4 thoughts on “The "best and brightest" are avoiding government service, says NY Times

  1. Brenda Cummings says:

    I will miss your in print rants… and will try to keep up to date with your blog. Just want you to know you do have at least one more fan out here. You’re generally the only reason I read GCN!


  2. Tim says:

    Your last paragraph is so right. I’ve been applying for government jobs for some time now. I have been a temp employee for the Army and did well enough that my boss put me in for a commendation and pushed enough that I received it and a commander’s coin. Right now I’m in a position with a defense contractor (I’ve also had others), so I’m experienced, well trained, certified, cleared and have awards proving I work hard, but I rarely even receive a call for an interview.
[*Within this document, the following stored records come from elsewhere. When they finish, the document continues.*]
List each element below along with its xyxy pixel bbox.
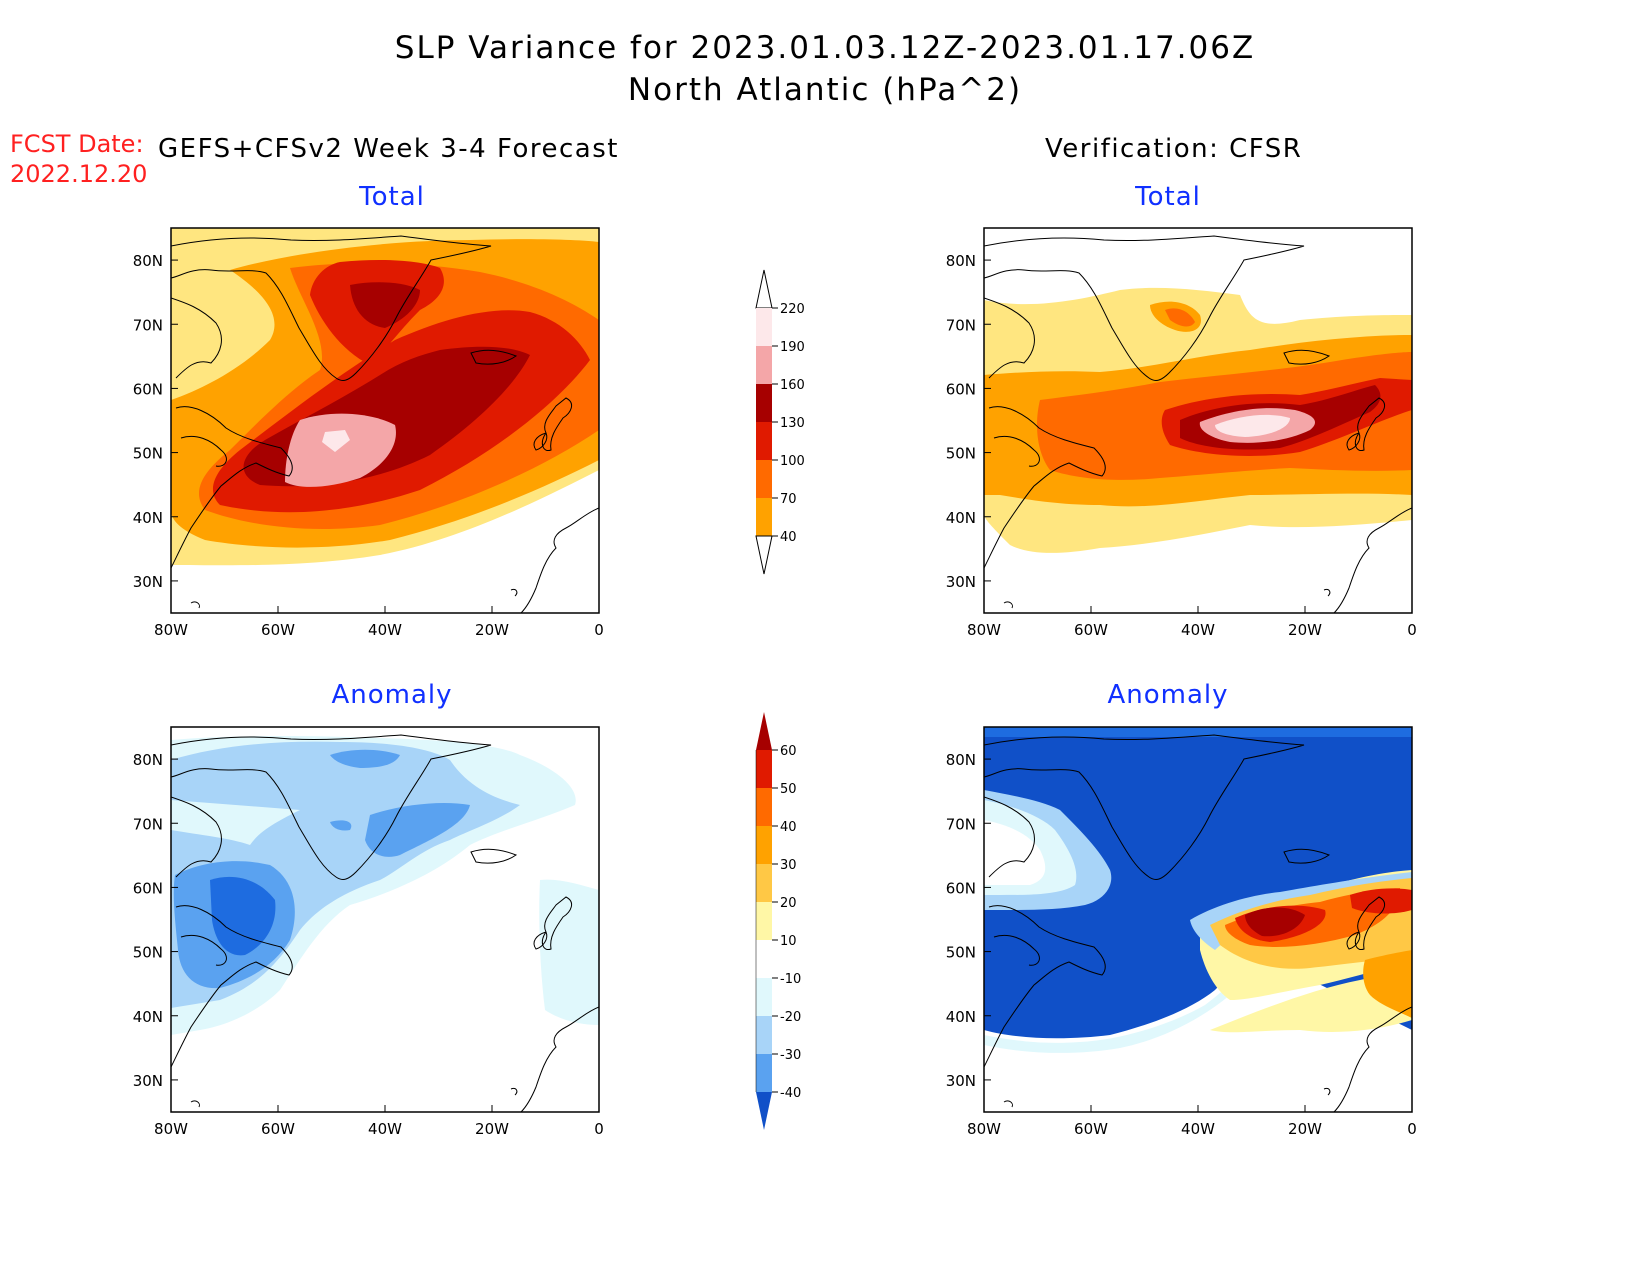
lat-tick-label: 50N (946, 445, 976, 463)
colorbar-level-label: 40 (780, 530, 797, 545)
lon-tick-label: 0 (1407, 621, 1417, 639)
colorbar-top-arrow (755, 269, 773, 309)
top-left-panel-title: Total (359, 182, 425, 212)
lon-tick-label: 40W (1181, 621, 1215, 639)
lat-tick-label: 70N (133, 815, 163, 833)
colorbar-swatch (756, 498, 772, 536)
colorbar-swatch (756, 864, 772, 902)
verification-anomaly-map (984, 727, 1412, 1112)
lat-tick-label: 40N (133, 1008, 163, 1026)
colorbar-swatch (756, 308, 772, 346)
lon-tick-label: 0 (594, 1120, 604, 1138)
lat-tick-label: 80N (133, 252, 163, 270)
lon-tick-label: 0 (1407, 1120, 1417, 1138)
lon-tick-label: 80W (154, 1120, 188, 1138)
colorbar-level-label: -30 (780, 1048, 801, 1063)
colorbar-level-label: 60 (780, 744, 797, 759)
colorbar-swatch (756, 902, 772, 940)
lon-tick-label: 20W (475, 1120, 509, 1138)
colorbar-swatch (756, 1016, 772, 1054)
colorbar-level-label: 70 (780, 492, 797, 507)
fcst-date-value: 2022.12.20 (10, 160, 148, 188)
lat-tick-label: 60N (133, 380, 163, 398)
forecast-model-title: GEFS+CFSv2 Week 3-4 Forecast (158, 134, 619, 164)
colorbar-level-label: 40 (780, 820, 797, 835)
lon-tick-label: 40W (368, 621, 402, 639)
main-title: SLP Variance for 2023.01.03.12Z-2023.01.… (394, 30, 1256, 66)
colorbar-level-label: 30 (780, 858, 797, 873)
colorbar-level-label: 50 (780, 782, 797, 797)
lat-tick-label: 40N (946, 509, 976, 527)
colorbar-bottom-arrow (756, 1092, 772, 1130)
colorbar-level-label: -10 (780, 972, 801, 987)
lon-tick-label: 40W (368, 1120, 402, 1138)
colorbar-level-label: 130 (780, 416, 805, 431)
lat-tick-label: 70N (946, 815, 976, 833)
colorbar-swatch (756, 940, 772, 978)
colorbar-level-label: 220 (780, 302, 805, 317)
colorbar-swatch (756, 788, 772, 826)
lat-tick-label: 30N (946, 1072, 976, 1090)
lon-tick-label: 80W (967, 1120, 1001, 1138)
colorbar-swatch (756, 978, 772, 1016)
lat-tick-label: 30N (133, 573, 163, 591)
colorbar-level-label: 10 (780, 934, 797, 949)
lat-tick-label: 60N (946, 879, 976, 897)
top-right-panel-title: Total (1135, 182, 1201, 212)
lat-tick-label: 50N (133, 944, 163, 962)
forecast-anomaly-map (171, 727, 599, 1112)
lon-tick-label: 60W (1074, 1120, 1108, 1138)
main-subtitle: North Atlantic (hPa^2) (627, 72, 1023, 108)
lon-tick-label: 80W (154, 621, 188, 639)
lat-tick-label: 40N (133, 509, 163, 527)
verification-total-map (984, 228, 1412, 613)
colorbar-bottom-arrow (755, 535, 773, 575)
lat-tick-label: 80N (133, 751, 163, 769)
lat-tick-label: 80N (946, 252, 976, 270)
lon-tick-label: 60W (261, 621, 295, 639)
lat-tick-label: 50N (946, 944, 976, 962)
forecast-total-map (171, 228, 599, 613)
bottom-right-panel-title: Anomaly (1107, 680, 1229, 710)
lat-tick-label: 80N (946, 751, 976, 769)
verification-title: Verification: CFSR (1045, 134, 1303, 164)
total-colorbar: 220 190 160 130 100 70 40 (755, 269, 805, 575)
colorbar-level-label: -20 (780, 1010, 801, 1025)
lat-tick-label: 30N (946, 573, 976, 591)
axes-layer: 80N 70N 60N 50N 40N 30N 80W 60W 40W 20W 0 80N 70N 60N… (133, 252, 1417, 1138)
lat-tick-label: 60N (946, 380, 976, 398)
fcst-date-label: FCST Date: (10, 130, 144, 158)
lon-tick-label: 20W (475, 621, 509, 639)
lat-tick-label: 50N (133, 445, 163, 463)
colorbar-level-label: 160 (780, 378, 805, 393)
lat-tick-label: 60N (133, 879, 163, 897)
colorbar-level-label: 20 (780, 896, 797, 911)
colorbar-swatch (756, 422, 772, 460)
colorbar-swatch (756, 750, 772, 788)
lat-tick-label: 70N (946, 316, 976, 334)
colorbar-top-arrow (756, 712, 772, 750)
bottom-left-panel-title: Anomaly (331, 680, 453, 710)
lat-tick-label: 70N (133, 316, 163, 334)
lat-tick-label: 30N (133, 1072, 163, 1090)
anomaly-colorbar: 60 50 40 30 20 10 -10 -20 -30 -40 (755, 712, 801, 1130)
colorbar-swatch (756, 460, 772, 498)
colorbar-swatch (756, 346, 772, 384)
lon-tick-label: 20W (1288, 1120, 1322, 1138)
colorbar-level-label: -40 (780, 1086, 801, 1101)
lon-tick-label: 0 (594, 621, 604, 639)
lon-tick-label: 60W (1074, 621, 1108, 639)
colorbar-swatch (756, 1054, 772, 1092)
colorbar-level-label: 190 (780, 340, 805, 355)
lon-tick-label: 20W (1288, 621, 1322, 639)
lon-tick-label: 40W (1181, 1120, 1215, 1138)
lon-tick-label: 80W (967, 621, 1001, 639)
colorbar-swatch (756, 826, 772, 864)
lat-tick-label: 40N (946, 1008, 976, 1026)
colorbar-level-label: 100 (780, 454, 805, 469)
colorbar-swatch (756, 384, 772, 422)
lon-tick-label: 60W (261, 1120, 295, 1138)
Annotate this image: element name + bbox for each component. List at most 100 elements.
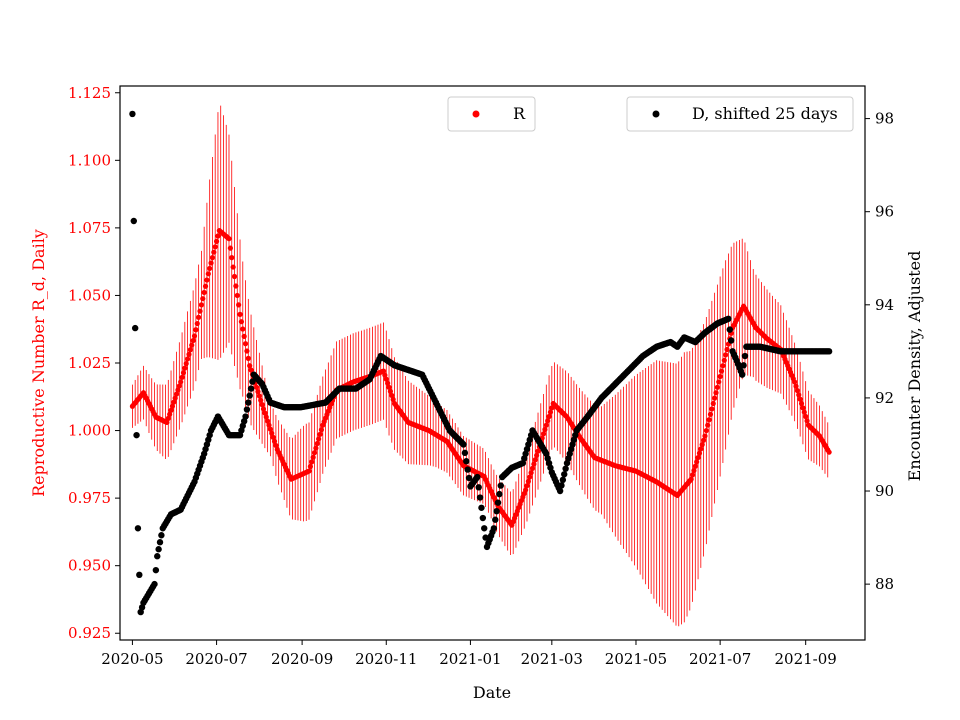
r-point <box>175 387 181 393</box>
r-point <box>691 467 697 474</box>
r-point <box>380 368 387 374</box>
r-point <box>794 387 800 394</box>
d-point <box>155 546 162 553</box>
r-point <box>197 308 203 314</box>
d-point <box>245 399 252 406</box>
r-point <box>187 347 193 353</box>
r-point <box>196 314 202 320</box>
r-point <box>209 255 216 261</box>
legend-r-box <box>447 96 536 132</box>
d-point <box>464 466 471 473</box>
r-point <box>707 411 714 417</box>
x-tick-label: 2021-05 <box>605 650 667 668</box>
r-point <box>703 427 709 434</box>
x-tick-label: 2021-03 <box>521 650 583 668</box>
r-point <box>389 392 395 399</box>
r-point <box>531 461 537 467</box>
plot-area <box>129 105 833 627</box>
d-point <box>133 431 140 439</box>
d-point <box>479 514 487 522</box>
r-point <box>700 437 707 443</box>
r-point <box>190 337 196 344</box>
d-series <box>129 110 833 616</box>
d-point <box>727 337 735 344</box>
r-point <box>689 472 696 478</box>
r-point <box>205 271 211 277</box>
r-point <box>803 413 809 420</box>
r-point <box>230 264 236 270</box>
r-point <box>318 427 325 433</box>
legend-r-marker <box>472 110 480 118</box>
d-point <box>475 484 482 491</box>
x-tick-label: 2020-07 <box>185 650 247 668</box>
r-point <box>694 459 700 465</box>
r-point <box>705 422 711 428</box>
d-point <box>556 487 564 495</box>
r-point <box>547 409 554 415</box>
legend-d-marker <box>652 110 660 118</box>
r-point <box>798 400 805 407</box>
r-point <box>804 418 810 424</box>
r-point <box>796 392 802 398</box>
r-point <box>179 374 185 380</box>
r-point <box>386 384 392 390</box>
legend-d-box <box>626 96 854 132</box>
d-point <box>478 504 485 511</box>
r-point <box>699 442 705 448</box>
d-point <box>496 490 503 498</box>
d-point <box>247 385 255 392</box>
d-point <box>494 499 502 506</box>
r-point <box>718 368 725 374</box>
r-point <box>185 356 191 362</box>
r-point <box>316 436 322 442</box>
left-y-tick-label: 0.950 <box>68 557 111 575</box>
legend-d-label: D, shifted 25 days <box>692 104 838 123</box>
r-point <box>200 296 206 302</box>
r-point <box>273 442 279 449</box>
r-point <box>723 352 729 358</box>
r-point <box>263 414 269 420</box>
r-point <box>801 409 807 415</box>
r-point <box>176 383 182 389</box>
r-point <box>182 365 188 371</box>
d-point <box>476 494 484 501</box>
d-point <box>490 525 498 532</box>
r-point <box>226 236 232 242</box>
r-point <box>233 283 239 289</box>
r-point <box>244 348 250 354</box>
r-point <box>709 406 715 412</box>
x-tick-label: 2021-09 <box>775 650 837 668</box>
r-point <box>528 470 534 476</box>
d-point <box>154 553 161 560</box>
r-point <box>383 376 389 382</box>
r-point <box>194 320 200 327</box>
right-y-tick-label: 96 <box>875 203 894 221</box>
d-point <box>461 449 469 457</box>
r-point <box>237 311 243 317</box>
d-point <box>497 482 504 489</box>
right-y-tick-label: 94 <box>875 296 894 314</box>
x-tick-label: 2021-01 <box>439 650 501 668</box>
r-point <box>164 419 170 426</box>
r-point <box>256 393 262 399</box>
r-point <box>793 383 799 389</box>
right-y-tick-label: 98 <box>875 110 894 128</box>
r-point <box>238 319 245 325</box>
d-point <box>158 532 165 539</box>
r-point <box>172 395 178 401</box>
r-point <box>702 433 708 439</box>
right-y-tick-label: 88 <box>875 575 894 593</box>
r-point <box>267 426 273 432</box>
r-point <box>240 326 246 332</box>
r-point <box>307 463 313 470</box>
left-y-tick-label: 1.075 <box>68 219 111 237</box>
left-y-tick-label: 0.975 <box>68 489 111 507</box>
right-y-tick-label: 90 <box>875 482 894 500</box>
d-point <box>726 326 733 333</box>
r-point <box>207 265 213 272</box>
r-point <box>259 402 265 408</box>
d-point <box>460 441 467 448</box>
left-y-tick-label: 1.100 <box>68 151 111 169</box>
r-point <box>712 395 718 401</box>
    One of the worst drawbacks of the system is the fact that they cannot seem to coordinate and/or enforce what coordination has been ordered. Federal agencies are required to use the OPM website and have finally started to posting their openings there like they are supposed to. Unfortunately they can’t seem to get together on their resume/application submission process. Army, Navy, Air Force, DHS, VA and so many others use different websites for you to apply from, getting the same information just moved around a little, instead of the one OPM format with any specific extras (KSAs, etc) separate.

    To make matters worse, many job postings are only put up because the law requires it, they already have someone in mind to fill the position and if you are a threat to their candidate they cancel the position until they can reword the listing to get who they want. Applicants that do not have an IN, have to apply blind to each position hoping it isn’t one of those they are wasting their time on. The extras of some agencies (DHS and VA are good for this) take a lot of time to fill out, some seemingly because they have old English teachers who want an essay instead of “have you done this?”. The last time I bothered to apply for any of DHS’s positions they still hadn’t bothered to make it possible for an applicant to store the answers to common questions and KSAs to save on the tedium. Fill all that out just so they can cancel to get their pet in, no thanks!

  3. Sadly, the complexity and inexplicable nature of government recruiting as well as the “clear as mud” application process do inhibit people who wish to serve and have talents that are needed. The pay scale isn’t everything, but it is a large part of the problem too.

  4. Lindy Sampson says:

    I was a little saddened to read that Packet Rat would no longer be available in print. But was happier to find that the writing of Packet Rat would be available to me anywhere, while on the web. Almost two months after the announcement I have yet to read a new series of comments. I am going throuh Packet Rat withdrawal!